Johnny: Dad is this Toyota expensive? Miklos: Yeah it'd be expensive if you were to buy it on your own. Johnny: Dad, you can buy it with me any time you want.
Johnny: What's a king? Does a king have a crown? Miklos: Yes a king has a crown. Johnny: What does a queen have? Miklos: A crown too but a smaller one. Johnny: Isn't that called a tiara? Miklos: Yes, how do you know that word? Johnny: I know EVERY word! Miklos: Is that right? Johnny: Yes, a tiara.
Nikki: Do you have a poop? Johnny: No. Nikki: Do you HAVE to poop? You have really gross toots. Johnny: Nope I don't have to and yes I do, I'm very sorry but I still love you though.
[Turning onto Vimy Rd in Port Colborne] Johnny: Dad, this is called wiggling woods because the trees are wiggling. Trees are wood. I want to call them whistling woods but the birds don't want to listen to me.

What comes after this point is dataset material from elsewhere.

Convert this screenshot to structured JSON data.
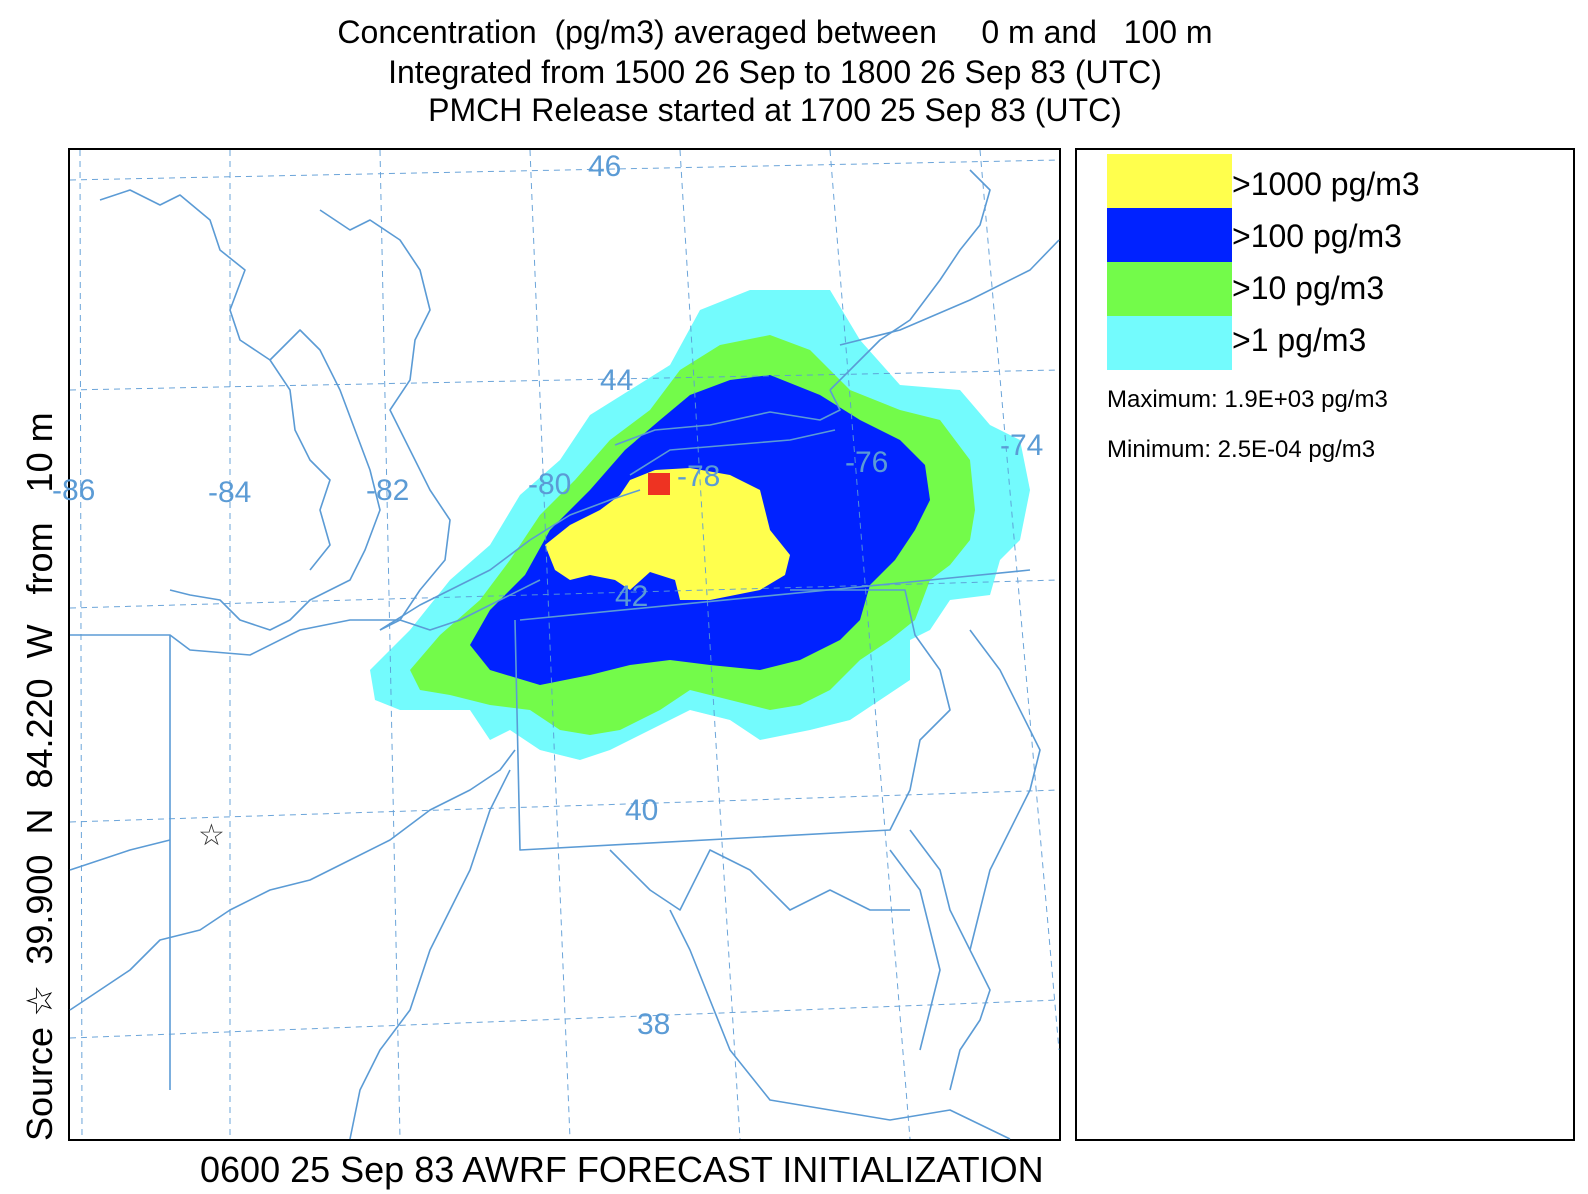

Nikki: I told [6-month-old] Johnny don't ever get dogs. They're nice but a lot of work. He said "bbbbblllloooooon" so I said yes balloon dogs might be easier
[Miklos making breakfast in the kitchen, Nikki feeding Johnny in the living room] Nikki: Is pee ok, spider? Miklos: What?? Nikki: Is pee ok, spider? In your native language. Miklos: Oh! P-ó-k! Yeah that's spider... I would've never guessed what the hell you were talking about if you didn't say "native language".
Nikki: This queen's stupid. She knights everyone willy-nilly. She knighted Anthony Hopkins a long time ago. She knighted Elton John, she knighted Ben Kingsley... Miklos: She knighted Furniture Warehouse... Nikki: No, YOU-nited Furniture Warehouse!